Saatnya Umat Muslim Merenungi Kembali Makna “Iqra”
Bila dipikirkan bukti-bukti sejarah ini, semestinya sebagai umat Islam saat ini dapat belajar banyak untuk mengembalikan kembali kejayaan Islam seperti di Era Tinta Emas. Kata “Iqra'” yang merupakan kata pertama yang diungkapkan oleh Malaikat Jibril kepada Rasulullah (S.A.W) saat turun wahyu pertama, meski berarti “bacalah” atau “membaca” tetapi juga merujuk pada perintah untuk membaca, belajar, dan menyebarkan ilmu, yang mengandung makna luas bahwa manusia harus senantiasa mencari pengetahuan, belajar dari pengalaman, dan terus mengembangkan diri. Terbukti bahwa pendidikan, pengetahuan, dan literasi dalam ajaran Islam, mampu membawa Islam kepada kejayaan.

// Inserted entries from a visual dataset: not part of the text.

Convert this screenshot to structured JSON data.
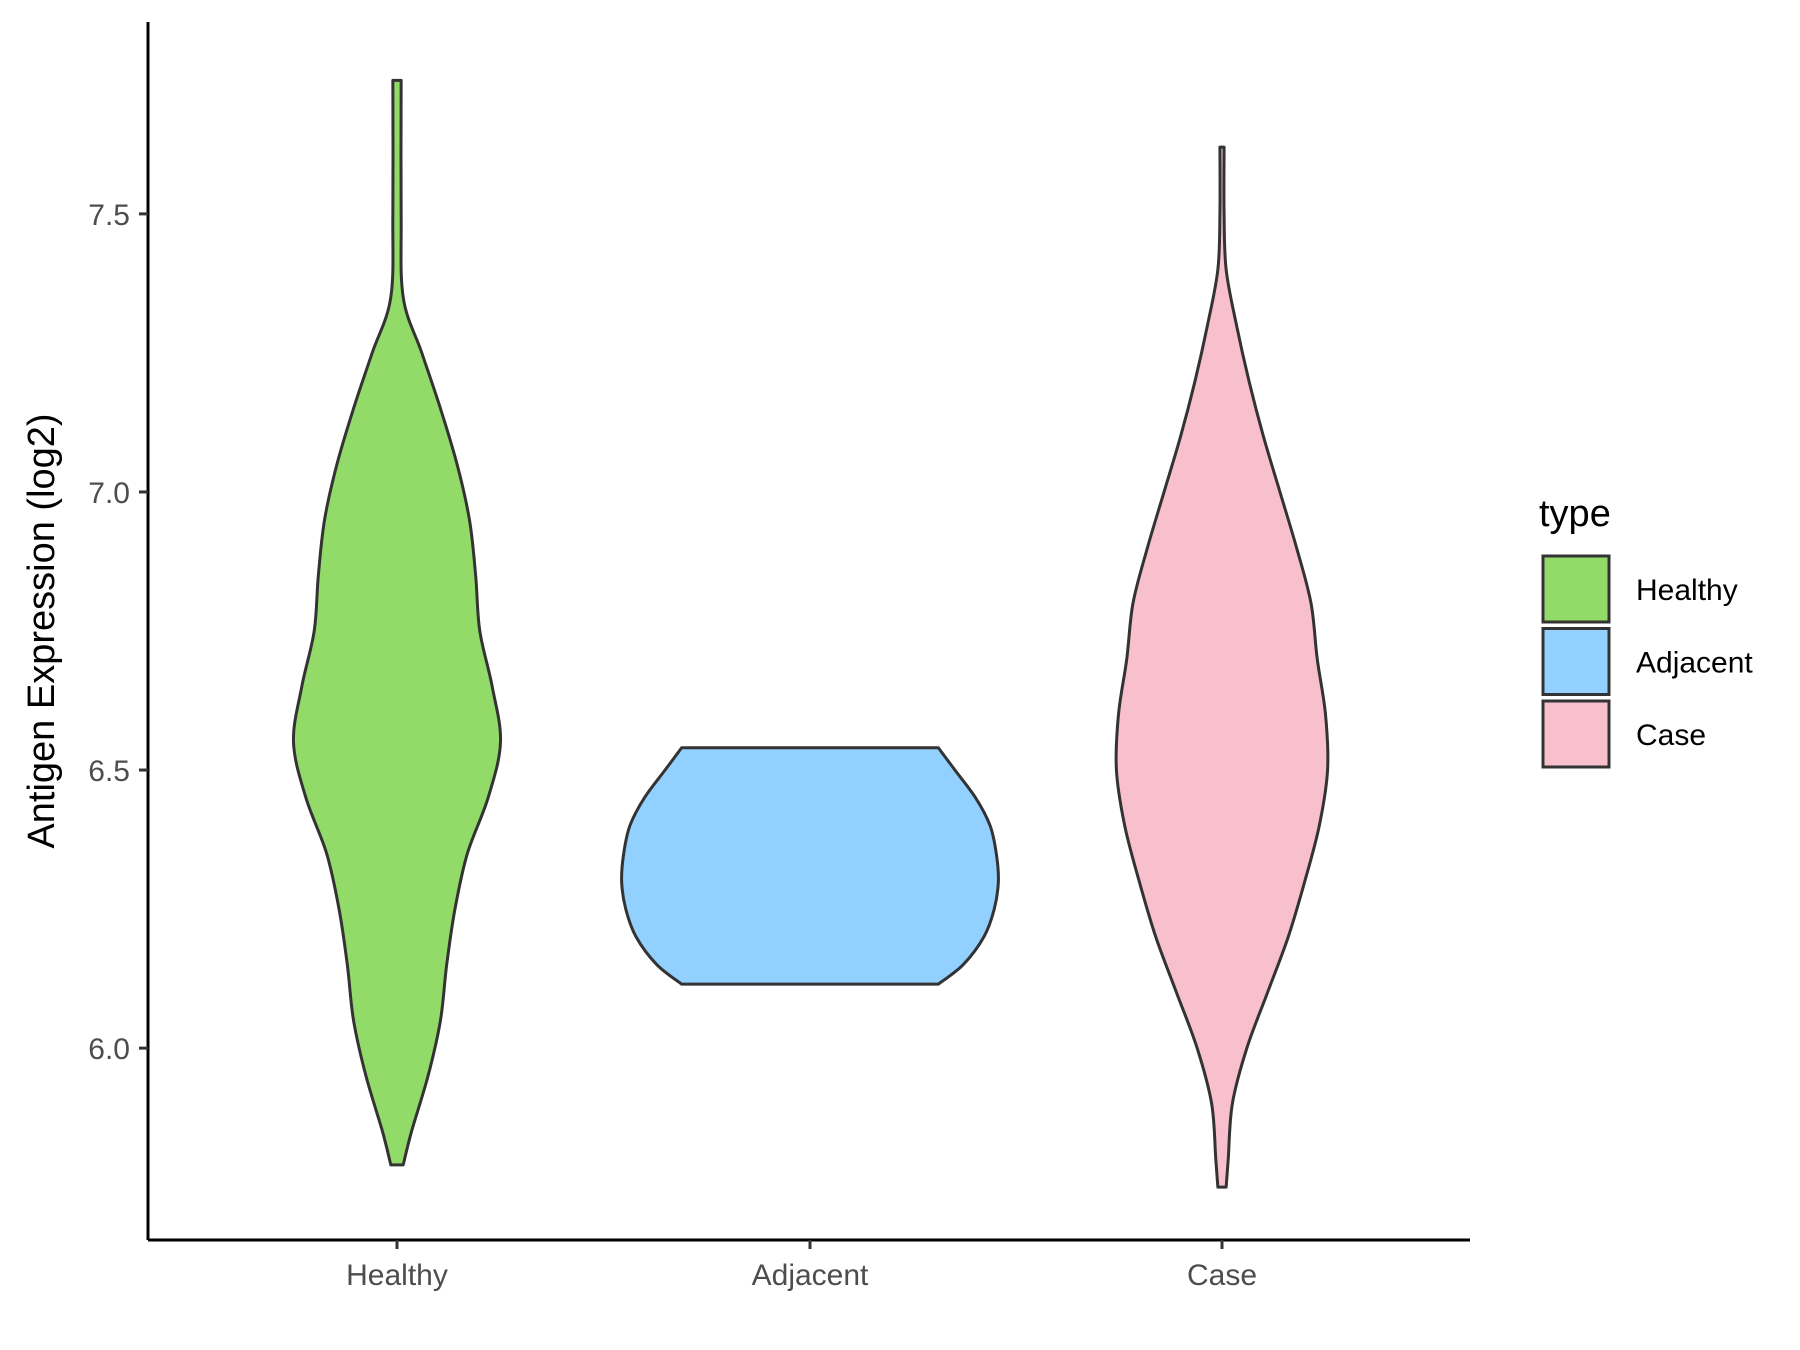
{
  "chart_data": {
    "type": "violin",
    "title": "",
    "xlabel": "",
    "ylabel": "Antigen Expression (log2)",
    "ylim": [
      5.655,
      7.845
    ],
    "yticks": [
      6.0,
      6.5,
      7.0,
      7.5
    ],
    "ytick_labels": [
      "6.0",
      "6.5",
      "7.0",
      "7.5"
    ],
    "categories": [
      "Healthy",
      "Adjacent",
      "Case"
    ],
    "grid": false,
    "legend": {
      "title": "type",
      "position": "right",
      "entries": [
        "Healthy",
        "Adjacent",
        "Case"
      ]
    },
    "series": [
      {
        "name": "Healthy",
        "color": "#93DB69",
        "range": [
          5.79,
          7.74
        ],
        "density": [
          [
            5.79,
            0.03
          ],
          [
            5.85,
            0.07
          ],
          [
            5.95,
            0.15
          ],
          [
            6.05,
            0.21
          ],
          [
            6.15,
            0.24
          ],
          [
            6.25,
            0.28
          ],
          [
            6.35,
            0.34
          ],
          [
            6.45,
            0.44
          ],
          [
            6.55,
            0.5
          ],
          [
            6.65,
            0.46
          ],
          [
            6.75,
            0.4
          ],
          [
            6.85,
            0.38
          ],
          [
            6.95,
            0.35
          ],
          [
            7.05,
            0.29
          ],
          [
            7.15,
            0.21
          ],
          [
            7.25,
            0.12
          ],
          [
            7.35,
            0.03
          ],
          [
            7.5,
            0.02
          ],
          [
            7.74,
            0.02
          ]
        ]
      },
      {
        "name": "Adjacent",
        "color": "#92D1FF",
        "range": [
          6.115,
          6.54
        ],
        "density": [
          [
            6.115,
            0.62
          ],
          [
            6.15,
            0.74
          ],
          [
            6.2,
            0.84
          ],
          [
            6.25,
            0.89
          ],
          [
            6.3,
            0.91
          ],
          [
            6.35,
            0.9
          ],
          [
            6.4,
            0.87
          ],
          [
            6.45,
            0.8
          ],
          [
            6.5,
            0.7
          ],
          [
            6.54,
            0.62
          ]
        ]
      },
      {
        "name": "Case",
        "color": "#F7C0CC",
        "range": [
          5.75,
          7.62
        ],
        "density": [
          [
            5.75,
            0.02
          ],
          [
            5.8,
            0.03
          ],
          [
            5.9,
            0.05
          ],
          [
            6.0,
            0.12
          ],
          [
            6.1,
            0.22
          ],
          [
            6.2,
            0.32
          ],
          [
            6.3,
            0.4
          ],
          [
            6.4,
            0.47
          ],
          [
            6.5,
            0.51
          ],
          [
            6.6,
            0.5
          ],
          [
            6.7,
            0.46
          ],
          [
            6.8,
            0.43
          ],
          [
            6.9,
            0.36
          ],
          [
            7.0,
            0.28
          ],
          [
            7.1,
            0.2
          ],
          [
            7.2,
            0.13
          ],
          [
            7.3,
            0.07
          ],
          [
            7.4,
            0.02
          ],
          [
            7.5,
            0.01
          ],
          [
            7.62,
            0.01
          ]
        ]
      }
    ]
  }
}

Pertanyaannya, apakah sekarang kita mampu untuk membawa kembali Islam kepada Era Tinta Emas dan berjaya? Sebagai umat Islam, tentunya ada keinginan untuk bisa mencapainya kembali, namun apakah mau bersama-sama mencapainya lewat “Iqra”, yang bukan hanya berarti membaca?
Ada banyak ilmu pengetahuan yang masih harus digali dari dalam Al-Qur’an, segala keterbatasan dan kemampuan manusia, semestinya menjadi pemicu untuk terus belajar dan memperdalam, menggali dan mencari tahu. Begitu juga ada banyak pengalaman yang bisa dipelajari, tidak hanya dari ilmu pengetahuan Islam, dari siapapun dan manapun bisa. Butuh literasi yang kuat baik dalam bentuk angka maupun bahasa untuk kemudian mampu menuliskan hasil pemikiran dan penemuan, menyebarkannya, dan mengembangkannya.
Jadi jawaban untuk pertanyaan “Era Tinta Emas Kejayaan Islam Akankah Kembali?”, adalah berpulang kepada semua umat Islam sendiri. Bila sekarang untuk membaca saja malas, menulis tidak mau, belajar banyak alasan, bagaimana mampu meraihnya kembali?